Свободный день, оставшийся до погребения, было решено, по предложению того же Рельдресэля, посвятить чествованию памяти Человека-Горы. На основании этого предложения впоследствии создалась клевета, обвинявшая уважаемого Рельдресэля, секретаря по тайным делам, в том, что он находился в тайных сношениях с партией тремексенов (высоких каблуков), враждебной правительству. Мы с большим удовольствием можем опровергнуть эту клевету, так как сами, принадлежа к партии «низких каблуков», знаем из вполне достоверных и несомненных источников, что г. Рельдресэль был настолько убежденным человеком, что даже своим выездным лошадям делал низкие подковы без шипов, хотя это неоднократно на крутых заворотах подвергало опасности его драгоценную жизнь.
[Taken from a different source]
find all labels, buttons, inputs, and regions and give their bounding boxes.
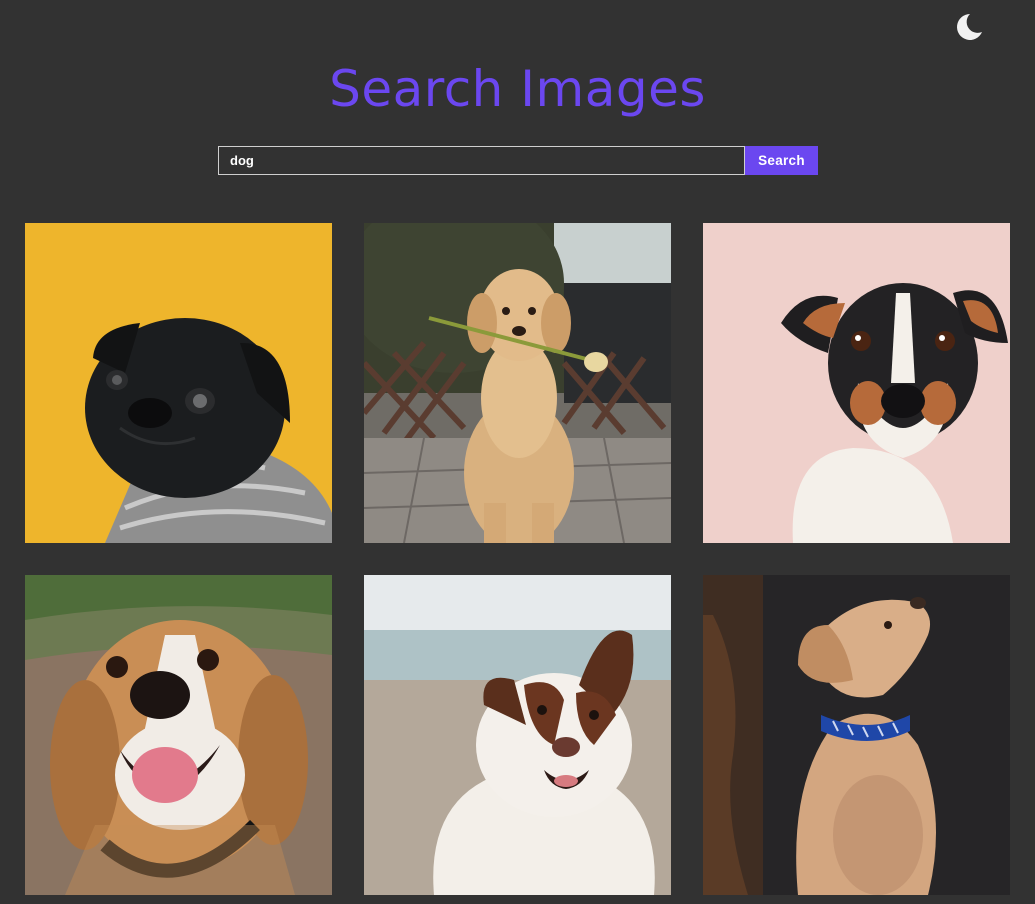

Означенное же предложение имело своей целью увеличить блеск и славу королевства, одним из подданных которого был и Человек-Гора, а также избавить страну от беспорядков и смуты, так как беспокойная чернь, наивно обожавшая Гулливера за его непонятный ей рост, уже выражала свое нетерпение криком, свистками и даже непристойными песнопениями.